The reception staff are uneasy with English and some of the older staff may even trip up with the occasional English to Spanish pronunciation given their natural language is Catalan. However, they are more than willing to aid travellers and it is their kind patience that resulted in them arranging a taxi to and from the track during my own motorsport excursion. A restaurant is located further up the road, flanked by acres of farmland and not much else, but enough sustenance in the form of crisps, beer and brioche bread can be sourced from the petrol station nearby which is open into the early hours of the morning. The result is a motel-esque atmosphere, sipping a can in the open air with the rush of the traffic below and the sun setting behind the hills.
Upon trekking back to the city centre, a few remnants of an industrial past can be seen on street corners and in public spaces. The considerably-sized Roca Umbert textile factory nowadays hosts an arts centre on the south side of Granollers with life sized people adorning the walls in a style that could be the Catalan equivalent to Banksy. Some industrial relics from the height of Catalonia’s 19th Century fabric production form artistic pieces themselves, with a solitary brick-built chimney lying between Carrer Princep de Viana and Carrer Sant Jaume. The condensed squares north of here go back further into Granollers’ past, with the church of Sant Esteve having gothic elements dating back to the 15th Century and a striking octagonal tower. La Porxada nearby is a 16th Century corn exchange and now hosts a rather tranquil public space for exchanges, this time of conversation. Surrounding these older structures are crisp, modern retail lots, with hip bars, international cuisine and varied shops adding to the sense of an area with some commercial merit.

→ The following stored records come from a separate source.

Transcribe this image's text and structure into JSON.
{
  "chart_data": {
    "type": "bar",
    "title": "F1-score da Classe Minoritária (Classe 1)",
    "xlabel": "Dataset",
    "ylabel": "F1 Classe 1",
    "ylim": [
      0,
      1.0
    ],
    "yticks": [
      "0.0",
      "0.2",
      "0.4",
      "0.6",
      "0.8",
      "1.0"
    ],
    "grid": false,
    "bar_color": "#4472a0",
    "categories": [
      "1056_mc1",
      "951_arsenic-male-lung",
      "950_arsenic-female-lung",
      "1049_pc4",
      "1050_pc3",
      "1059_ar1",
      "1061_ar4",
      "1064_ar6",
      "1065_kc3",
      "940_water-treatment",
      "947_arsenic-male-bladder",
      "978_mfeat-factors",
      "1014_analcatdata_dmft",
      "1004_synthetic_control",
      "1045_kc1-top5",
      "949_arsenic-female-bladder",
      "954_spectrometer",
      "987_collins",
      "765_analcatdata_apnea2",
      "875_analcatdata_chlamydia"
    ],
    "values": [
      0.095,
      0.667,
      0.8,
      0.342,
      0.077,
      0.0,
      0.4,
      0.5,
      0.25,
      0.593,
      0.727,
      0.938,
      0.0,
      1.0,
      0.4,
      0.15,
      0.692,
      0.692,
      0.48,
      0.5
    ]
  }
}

These elements of an individual city add credence to the notion that Catalonia has its own history, peculiarities and identity outside that of neighbouring Barcelona. Granollers’ people exist not merely as commuters into the nearby metropolis to the south, but as standalone Catalans in their own community. The subject of independence no doubt simmers politically as it does in Scotland, but from day to day, the locals in Granollers seem to be continuing business as usual, with little sign of an overwhelming Spanish influence.